Having worked in the field of wildlife rescue, removal, rehab and wildlife education for many years, I’d like to offer just a couple of observations that I think would benefit us all in regard to our most talked-about wildlife issue.
First, however, I’d like to ask a reasonable, simple, yet life-saving favor that will benefit both sides of the divide and the wildlife, a most glorious trifecta.
Every time I get a call to remove a deer from a barred entry gate, I promise myself I’m going to write this letter. After neglecting my promise for too long, I’d like to ask homeowners to consider the following: If you have a gate with bars spaced apart to allow the partial passage of a deer, I ask that you please take my following advice, or seek your own — but correct the issue as to not allow one more deer to die in such a horrific manner.
Deer that get trapped inside gated properties often force their way through the gate bars. Even more often, their entrails, shoulders or a single hip bone make it through, but the rest does not. This immobilizes the deer, which, if not found in time, often dies in one of these three ways: 1) slow death due to starvation; 2) flies lay eggs all over the trapped deer, and the maggots literally eat the animal alive; 3) they thrash about and break their own spine, then lie paralyzed and die, or they’re predated while still alive.
Either way, the homeowner still faces the task of removing the dead animal and cleaning the decomposed remains from the gate and the drive. And, believe me, it’s not easy.
How can this be avoided?
Might I suggest having gates installed with the bars closer together? Even better, install a skirt about 4 or 5 feet up from the bottom of the gate, either metal fencing or invisible Plexiglass. Something to keep the animal from passing through at all. Problem solved.
And while we’re on the topic of solving problems, might I suggest another? I did suggest this to the “Deer Management” … I mean, the “Wildlife Management Committee” years ago, but all I got was a blank stare.
I’m not being a smart-ass, but please let me explain the simple, common-sense scenario that poor management and planning have created.

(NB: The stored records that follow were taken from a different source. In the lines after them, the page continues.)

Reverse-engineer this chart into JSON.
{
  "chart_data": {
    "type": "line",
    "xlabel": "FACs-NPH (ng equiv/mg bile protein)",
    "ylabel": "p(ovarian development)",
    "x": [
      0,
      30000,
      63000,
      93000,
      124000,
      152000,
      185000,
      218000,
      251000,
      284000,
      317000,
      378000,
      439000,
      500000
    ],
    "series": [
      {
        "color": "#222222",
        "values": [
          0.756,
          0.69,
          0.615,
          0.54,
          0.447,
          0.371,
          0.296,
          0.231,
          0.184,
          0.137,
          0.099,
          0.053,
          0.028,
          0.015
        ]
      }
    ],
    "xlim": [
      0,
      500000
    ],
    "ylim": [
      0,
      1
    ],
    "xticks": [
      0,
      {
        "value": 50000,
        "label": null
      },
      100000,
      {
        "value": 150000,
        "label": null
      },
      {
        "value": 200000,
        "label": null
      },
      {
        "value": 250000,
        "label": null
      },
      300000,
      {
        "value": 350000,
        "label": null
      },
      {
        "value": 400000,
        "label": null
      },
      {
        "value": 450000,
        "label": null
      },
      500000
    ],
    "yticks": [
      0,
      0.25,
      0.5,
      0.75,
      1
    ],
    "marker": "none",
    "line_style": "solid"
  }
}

Allowing properties to fence off their frontal boundaries from one side to the other, from property line to property line, creates a wall along the roadway that the houses use. This leaves only the shoulder area for the wildlife to congregate and use — and this is why we see so many live deer along our roadways, and dead deer on our roadways.
Add in the ever-shrinking habitat, and this creates pockets of large herds that create the facade of a population explosion. In fact, the deer populations haven’t changed much at all, but we know for a fact that the human population has more than quadrupled, along with the number of homes built over the past 20 years.
So, here is where common sense comes in. If every block had a designated wildlife corridor (10 to 15 feet wide) that ran from one road to the other, the deer would use that pathway to traverse rather than travel along the road. And if the deer used these corridors, they would no longer be hanging around the roadway shoulders, creating a hazard to both themselves and drivers. Everybody wins.
Then you can step it up a notch and create multiple corridors per block. Where each corridor crosses a road, there could be a lighted crosswalk, a speed bump or just a warning sign. The deer would maintain these corridors and actually hang within them. Folks wouldn’t see deer so much, that’s for sure.
We have a corridor on our property line, and it is used quite a bit. No deer has ever been hit on our road, and they practically live in there. A perfect example of how beneficial the corridors really are.
Anyway, just thought I’d share that information for anyone interested.
Dell Cullum, a resident of East Hampton, is a licensed rescuer for Wildlife Rescue of East Hampton.